Expired Medication and Undated Insulin Pens During Medication Storage Review
Penalty
Summary
The deficiency involves failure to ensure medications were stored and labeled in accordance with accepted professional standards and the facility’s own medication administration policy. During a medication pass for a resident ordered cyanocobalamin (Vitamin B12) 500 mcg, an LPN retrieved a multi-use bottle of cyanocobalamin from the medication cart and dispensed a tablet into the resident’s medication cup. The surveyor observed that the expiration date on this bottle had already passed. The LPN confirmed the medication was expired and removed the tablet from the cup before obtaining a new, in-date bottle from the medication room and dispensing a replacement tablet.
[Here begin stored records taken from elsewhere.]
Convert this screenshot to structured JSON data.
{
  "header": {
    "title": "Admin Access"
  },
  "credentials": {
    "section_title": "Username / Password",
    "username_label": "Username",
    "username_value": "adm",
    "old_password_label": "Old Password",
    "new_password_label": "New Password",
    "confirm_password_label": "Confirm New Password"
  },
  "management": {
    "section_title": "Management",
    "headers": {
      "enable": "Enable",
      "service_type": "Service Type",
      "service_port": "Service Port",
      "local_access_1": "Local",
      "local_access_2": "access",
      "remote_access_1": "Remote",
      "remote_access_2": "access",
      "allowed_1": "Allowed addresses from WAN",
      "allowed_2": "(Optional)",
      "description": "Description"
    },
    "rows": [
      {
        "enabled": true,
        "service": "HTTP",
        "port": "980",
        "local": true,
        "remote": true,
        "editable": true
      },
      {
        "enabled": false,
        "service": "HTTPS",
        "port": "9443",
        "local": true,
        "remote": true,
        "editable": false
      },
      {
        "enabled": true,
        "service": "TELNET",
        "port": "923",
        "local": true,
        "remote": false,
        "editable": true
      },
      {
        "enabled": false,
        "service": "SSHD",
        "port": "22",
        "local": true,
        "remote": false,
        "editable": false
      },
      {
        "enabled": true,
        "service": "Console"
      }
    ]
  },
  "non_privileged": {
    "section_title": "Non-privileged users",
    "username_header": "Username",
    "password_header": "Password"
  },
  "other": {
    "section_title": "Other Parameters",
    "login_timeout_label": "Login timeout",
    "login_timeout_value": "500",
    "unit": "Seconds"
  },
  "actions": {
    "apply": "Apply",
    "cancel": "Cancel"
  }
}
Additional deficiencies were identified during inspection of a medication cart on the 100 hallway with the same LPN present. Three multi-dose insulin pens stored in the cart were not dated to indicate when they were first accessed, despite the facility’s policy requiring the opening date to be recorded on multi-use medications. The undated pens included a Humalog insulin pen for one resident, a Lantus insulin pen for another resident, and a Novolog insulin pen for a third resident. Pharmacy labels on these pens showed fill dates, but there was no documentation of the date of first use, which is needed to determine when the pens should be discarded. The LPN confirmed that these insulin pens had not been dated when first accessed.